Este vídeo me recordó algo que me contó una amiga en los días más oscuros del confinamiento, durante una de esas videollamadas con mucho vino que nos sirvieron como terapia de grupo. Decía mi amiga que al ir al baño así, algo desorientada por el alcohol, escuchaba nuestras voces y nuestras risas en el salón y por unos segundos creía que al volver estaríamos allí en su casa, igual que otras tantas noches, como si toda la pandemia no hubiera sido más que una pesadilla.

Durante los meses pasados he reflexionado a menudo sobre la liminalidad. La palabra viene del latín limes, que significa límite o umbral y define el momento de transición entre dos etapas, dos espacios, dos ámbitos. Es un concepto que se usa para hablar de estados de la consciencia ambiguos, como el delirio o el duermevela, etapas vitales, como el paso de la adolescencia a la madurez, o espacios físicos, como salas de embarque, ascensores y pasillos. En esta enumeración tan variada no dejo de ver dos denominadores comunes y algo contradictorios: la incomodidad y la expectación.

Hay algo en la liminalidad que nos repele y nos atrae. Durante estas transiciones espaciales o emocionales, a menudo nos desorientamos, perdemos de vista nuestros referentes y a veces, incluso, nuestra propia identidad.

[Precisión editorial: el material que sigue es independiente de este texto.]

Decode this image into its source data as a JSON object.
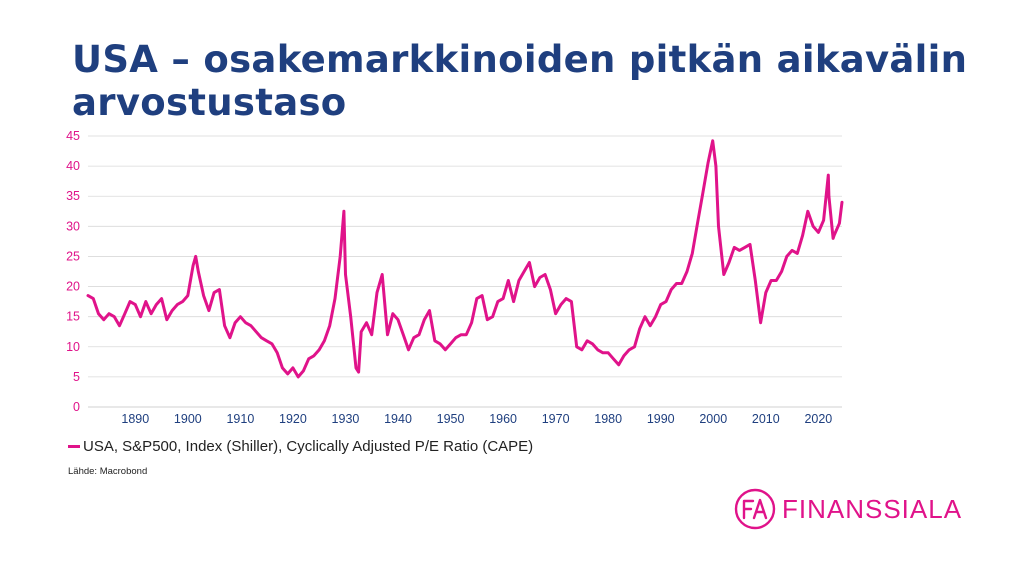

Pero al mismo tiempo, como en cualquier viaje, sentimos la emoción del cambio, la esperanza de descubrir algo bueno al otro lado.

El folklore está lleno de cuentos y leyendas sobre el peligro de los espacios liminales. Son esas historias de personas que, por necesidad o accidente, visitan lugares mágicos y a causa de un estúpido error, como echar la vista atrás o comer una fruta, quedan allí atrapadas para siempre. Otros consiguen volver, pero ya nunca vuelven a ser los mismos. Este temor atávico y colectivo a las secuelas de un trauma lleva todo el año palpándose en el aire. Estos meses raros, llenos de sensaciones y mensajes contradictorios, son el equivalente a los baños de una discoteca o al pasillo de una casa a oscuras. ¿Sonará aún la música cuando lleguemos a la pista? ¿Estarán nuestros amigos riendo y brindando en el salón? Algunos sentimos el corazón oprimido bajo la tensión de dos fuerzas opuestas: el terror a no ser capaces de volver del todo y la euforia por estar al fin de vuelta.